O outro caminho é simplesmente lavar, desinfectar, fazer um penso com gaze e adesivo e esperar por melhores dias.

A super-cola

O uso da super-cola na escalada, tem a aura de quase um mito urbano, senão vejamos: Uns dizem que foi desenvolvida na Segunda Guerra Mundial para fechar feridas de batalha em cirurgias de emergência. Outros dizem que foi inventada, pelos mesmos motivos, mas na Guerra do Vietname. Isto para garantir que pode ser usada para fechar os nossos famosos bifes. Diz-se ainda que varia com o tipo de cola, a super-cola é cancerígena e a Krazyglue não. Muita desinformação.

Super-cola, krazyglue etc. são produtos similares que tem como base o cianoacrilato, produto inventado em 1942 nos laboratórios da KodaK, e comercializado anos mais tarde como cola sob o nome Eastman 910. Desde o inicio que o seu uso em medicina foi considerado e aparentemente foi mesmo usado em 1966 na guerra do Vietname por equipas médicas especiais. Apesar disto a FDA mostrou-se relutante em aprovar o seu uso “civil”, devido a efeitos irritantes para a pele. Foram por isso desenvolvidas novas versões do composto chegando-se ao “2-octyl-cyanoacrylate” aprovado para fechar incisões cirúrgicas em 1998 pela FDA. Havendo actualmente um produto comercializado sob o nome de dermabond que usa este componente.

Mas, podemos ou não usar a super-cola corriqueira?

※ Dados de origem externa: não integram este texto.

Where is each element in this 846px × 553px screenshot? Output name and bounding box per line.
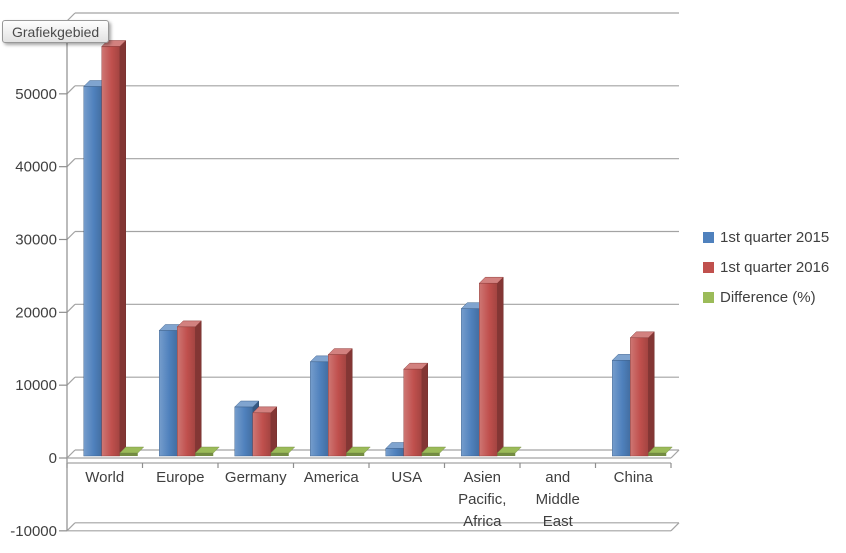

As super-colas para bricolage usam outro composto o: “methyl-2-cyanoacrylate”, um adesivo mais forte, que não só pode irritar a pele como provocar queimaduras, pois a polimerização da cola provoca uma libertação de calor significativa. Assim, se formos pelo lado da segurança este produto não deve ser usado numa ferida aberta ou mesmo sobre a pele.

Bom, continuaremos a furar os dedos, pois não há cola que nos mantenha em casa quando as condições são perfeitas para blocar. Mas, para quem chegou até aqui, não será por falta de informação.